Peningkatan Edukasi dan Peran Masyarakat
Peningkatan kesadaran masyarakat menjadi fokus utama dalam upaya pencegahan HIV/AIDS. Dinas Kesehatan secara rutin mengadakan kampanye edukasi, baik di komunitas umum maupun kelompok populasi kunci, seperti LSL dan WPS.
“Kami ingin masyarakat memahami bahwa HIV/AIDS bukan hanya tentang penyakit, tetapi juga tentang bagaimana kita mendukung satu sama lain. Dukungan moral sangat penting untuk membantu ODHIV menjalani hidup yang sehat dan produktif,” ujar dr. Bahrani.
Edukasi yang diberikan mencakup pentingnya penggunaan kondom, tes kesehatan rutin, dan cara mendukung ODHIV tanpa diskriminasi. “Dengan semakin banyak masyarakat yang peduli dan sadar, kita bisa menciptakan lingkungan yang mendukung pengendalian HIV/AIDS,” tambahnya.
Target Ending AIDS 2030
Dalam memperingati Hari AIDS Sedunia 2024, Dinas Kesehatan Kutai Timur mengusung tema “Hak Setara untuk Semua, Bersama Kita Bisa”. Tema ini menekankan pentingnya sinergi lintas sektor untuk mengatasi ketidaksetaraan dalam akses layanan kesehatan bagi ODHIV.
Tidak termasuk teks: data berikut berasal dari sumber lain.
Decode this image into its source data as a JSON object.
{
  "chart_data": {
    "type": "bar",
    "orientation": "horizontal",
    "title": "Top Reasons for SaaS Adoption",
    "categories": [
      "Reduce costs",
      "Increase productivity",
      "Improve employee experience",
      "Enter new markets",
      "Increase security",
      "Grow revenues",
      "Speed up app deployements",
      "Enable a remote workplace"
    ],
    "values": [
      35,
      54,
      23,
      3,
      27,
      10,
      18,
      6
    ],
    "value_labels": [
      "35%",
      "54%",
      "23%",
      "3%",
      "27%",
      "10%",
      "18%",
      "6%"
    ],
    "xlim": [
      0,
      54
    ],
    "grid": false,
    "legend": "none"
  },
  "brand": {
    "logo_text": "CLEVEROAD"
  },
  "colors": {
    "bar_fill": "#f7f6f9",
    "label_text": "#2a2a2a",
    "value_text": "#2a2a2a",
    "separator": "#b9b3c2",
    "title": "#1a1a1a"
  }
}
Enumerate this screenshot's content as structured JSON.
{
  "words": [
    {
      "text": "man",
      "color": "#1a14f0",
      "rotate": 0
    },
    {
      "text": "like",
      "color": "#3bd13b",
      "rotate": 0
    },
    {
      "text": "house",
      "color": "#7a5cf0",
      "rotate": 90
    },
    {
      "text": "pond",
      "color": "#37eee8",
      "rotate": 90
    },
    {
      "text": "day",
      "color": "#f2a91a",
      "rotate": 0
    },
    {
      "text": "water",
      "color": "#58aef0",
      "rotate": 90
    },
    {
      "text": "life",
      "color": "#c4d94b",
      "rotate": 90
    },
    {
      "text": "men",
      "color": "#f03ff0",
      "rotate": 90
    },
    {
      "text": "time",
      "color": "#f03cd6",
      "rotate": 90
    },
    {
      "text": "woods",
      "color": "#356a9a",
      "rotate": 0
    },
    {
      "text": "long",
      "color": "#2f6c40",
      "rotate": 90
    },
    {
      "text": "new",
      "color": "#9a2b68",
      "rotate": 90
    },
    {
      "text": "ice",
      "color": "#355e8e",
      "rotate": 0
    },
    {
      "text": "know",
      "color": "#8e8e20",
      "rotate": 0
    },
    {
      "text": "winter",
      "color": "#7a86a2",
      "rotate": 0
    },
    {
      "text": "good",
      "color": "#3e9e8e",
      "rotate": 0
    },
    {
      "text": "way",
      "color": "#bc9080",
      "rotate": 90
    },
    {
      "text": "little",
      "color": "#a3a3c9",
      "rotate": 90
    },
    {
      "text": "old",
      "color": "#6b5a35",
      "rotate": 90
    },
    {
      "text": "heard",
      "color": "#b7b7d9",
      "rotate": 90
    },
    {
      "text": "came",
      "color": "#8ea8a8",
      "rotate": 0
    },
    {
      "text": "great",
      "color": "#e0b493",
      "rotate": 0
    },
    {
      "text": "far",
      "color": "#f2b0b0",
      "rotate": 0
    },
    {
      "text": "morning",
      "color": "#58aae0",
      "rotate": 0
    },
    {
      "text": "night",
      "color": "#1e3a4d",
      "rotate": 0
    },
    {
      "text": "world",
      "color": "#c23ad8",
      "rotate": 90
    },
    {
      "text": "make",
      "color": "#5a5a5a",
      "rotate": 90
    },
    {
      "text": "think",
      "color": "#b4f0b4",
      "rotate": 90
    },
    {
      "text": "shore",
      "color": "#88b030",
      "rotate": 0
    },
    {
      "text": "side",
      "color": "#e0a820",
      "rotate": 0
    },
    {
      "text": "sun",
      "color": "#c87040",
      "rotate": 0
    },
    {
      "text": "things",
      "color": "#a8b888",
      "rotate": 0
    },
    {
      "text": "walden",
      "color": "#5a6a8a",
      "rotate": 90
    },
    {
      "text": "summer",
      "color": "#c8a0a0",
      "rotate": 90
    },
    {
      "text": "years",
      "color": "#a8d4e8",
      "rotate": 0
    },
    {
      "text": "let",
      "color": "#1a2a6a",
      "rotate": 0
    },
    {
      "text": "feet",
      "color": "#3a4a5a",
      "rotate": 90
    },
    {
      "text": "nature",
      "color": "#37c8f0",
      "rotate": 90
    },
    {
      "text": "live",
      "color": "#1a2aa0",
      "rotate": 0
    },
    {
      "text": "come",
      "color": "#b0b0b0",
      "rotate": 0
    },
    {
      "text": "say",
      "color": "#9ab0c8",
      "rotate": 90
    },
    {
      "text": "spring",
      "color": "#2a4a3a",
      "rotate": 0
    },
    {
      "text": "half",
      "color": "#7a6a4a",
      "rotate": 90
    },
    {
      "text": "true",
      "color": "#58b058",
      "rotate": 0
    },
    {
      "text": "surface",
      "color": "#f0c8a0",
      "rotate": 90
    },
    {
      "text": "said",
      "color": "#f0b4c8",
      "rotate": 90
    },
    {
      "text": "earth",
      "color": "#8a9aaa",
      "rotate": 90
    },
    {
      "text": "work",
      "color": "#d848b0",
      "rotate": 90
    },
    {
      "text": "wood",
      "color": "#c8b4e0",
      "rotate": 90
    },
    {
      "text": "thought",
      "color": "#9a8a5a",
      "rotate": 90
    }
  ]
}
“Setiap individu, termasuk ODHIV, memiliki hak yang sama atas layanan kesehatan. Tidak boleh ada diskriminasi. Dengan bersinergi, saya yakin kita bisa mencapai target Ending AIDS pada 2030,” kata dr. Bahrani optimis.
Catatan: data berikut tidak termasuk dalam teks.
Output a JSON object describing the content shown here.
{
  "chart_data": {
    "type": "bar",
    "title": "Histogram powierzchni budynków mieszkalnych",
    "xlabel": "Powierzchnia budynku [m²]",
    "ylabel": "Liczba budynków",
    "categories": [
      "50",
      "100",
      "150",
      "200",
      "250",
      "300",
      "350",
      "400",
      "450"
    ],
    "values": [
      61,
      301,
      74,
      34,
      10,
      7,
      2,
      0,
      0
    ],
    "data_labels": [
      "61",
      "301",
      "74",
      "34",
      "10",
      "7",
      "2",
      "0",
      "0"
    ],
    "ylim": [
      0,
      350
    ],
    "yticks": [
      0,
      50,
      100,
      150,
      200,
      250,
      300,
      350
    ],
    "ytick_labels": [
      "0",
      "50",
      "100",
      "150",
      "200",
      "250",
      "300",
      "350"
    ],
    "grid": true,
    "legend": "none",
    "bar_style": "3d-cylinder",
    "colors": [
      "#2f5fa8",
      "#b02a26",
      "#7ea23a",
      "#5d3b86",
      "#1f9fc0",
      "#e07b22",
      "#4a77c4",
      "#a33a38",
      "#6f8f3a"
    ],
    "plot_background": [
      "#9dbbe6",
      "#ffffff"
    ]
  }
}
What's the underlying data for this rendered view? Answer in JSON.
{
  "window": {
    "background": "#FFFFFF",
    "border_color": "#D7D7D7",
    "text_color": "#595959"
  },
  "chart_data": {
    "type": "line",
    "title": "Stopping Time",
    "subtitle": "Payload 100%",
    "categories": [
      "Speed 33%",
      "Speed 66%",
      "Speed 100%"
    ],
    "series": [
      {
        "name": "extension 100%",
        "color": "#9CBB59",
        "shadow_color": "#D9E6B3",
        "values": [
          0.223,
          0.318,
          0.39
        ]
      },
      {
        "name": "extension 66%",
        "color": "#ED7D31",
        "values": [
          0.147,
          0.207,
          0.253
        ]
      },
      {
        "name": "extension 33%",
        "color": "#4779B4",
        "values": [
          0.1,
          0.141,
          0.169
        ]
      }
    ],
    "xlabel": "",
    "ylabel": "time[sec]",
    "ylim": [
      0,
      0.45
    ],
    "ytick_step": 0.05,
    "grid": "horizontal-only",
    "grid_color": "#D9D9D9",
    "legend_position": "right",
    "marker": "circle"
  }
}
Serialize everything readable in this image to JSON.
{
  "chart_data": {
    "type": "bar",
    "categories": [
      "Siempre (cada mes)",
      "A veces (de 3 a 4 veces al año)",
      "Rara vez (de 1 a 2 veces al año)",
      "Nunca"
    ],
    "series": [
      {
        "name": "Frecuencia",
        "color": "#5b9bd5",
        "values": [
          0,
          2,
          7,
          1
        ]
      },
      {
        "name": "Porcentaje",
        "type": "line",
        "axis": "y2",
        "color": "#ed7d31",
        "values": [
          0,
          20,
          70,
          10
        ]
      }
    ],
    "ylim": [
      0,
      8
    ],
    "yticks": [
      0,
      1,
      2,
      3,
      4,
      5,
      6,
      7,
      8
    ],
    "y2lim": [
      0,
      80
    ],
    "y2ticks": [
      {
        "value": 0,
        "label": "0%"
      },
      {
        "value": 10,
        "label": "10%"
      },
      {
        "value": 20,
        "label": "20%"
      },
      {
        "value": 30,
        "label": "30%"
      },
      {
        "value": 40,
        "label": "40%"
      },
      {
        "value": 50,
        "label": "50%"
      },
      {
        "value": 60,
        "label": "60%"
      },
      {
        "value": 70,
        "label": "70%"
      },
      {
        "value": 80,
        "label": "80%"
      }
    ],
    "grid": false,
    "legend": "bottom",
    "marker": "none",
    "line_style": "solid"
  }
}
Selain pemerintah, pihak swasta, lembaga masyarakat, dan tokoh agama juga diajak untuk berkontribusi dalam kampanye penanggulangan HIV/AIDS. Kolaborasi ini diharapkan dapat memperluas jangkauan program pencegahan dan pengobatan, terutama bagi kelompok populasi kunci.
Harapan untuk Masa Depan
Dengan berbagai upaya yang dilakukan, Dinas Kesehatan Kutai Timur berharap angka penularan HIV/AIDS dapat ditekan secara signifikan dalam beberapa tahun ke depan. Peringatan Hari AIDS Sedunia diharapkan menjadi momentum bagi masyarakat untuk lebih peduli terhadap kesehatan reproduksi dan mendukung mereka yang hidup dengan HIV/AIDS.
“Tidak ada yang bisa melawan HIV/AIDS sendirian. Ini adalah tanggung jawab bersama. Jika kita semua bersatu, Kutai Timur dapat menjadi wilayah yang bebas dari HIV/AIDS di masa depan,” tutup dr. Bahrani.
Lonjakan kasus HIV/AIDS di Kutai Timur menjadi pengingat bagi semua pihak bahwa upaya pencegahan dan pengobatan harus terus diperkuat. Masyarakat diharapkan aktif berperan serta dalam mendukung program pemerintah untuk menciptakan lingkungan yang inklusif dan sehat.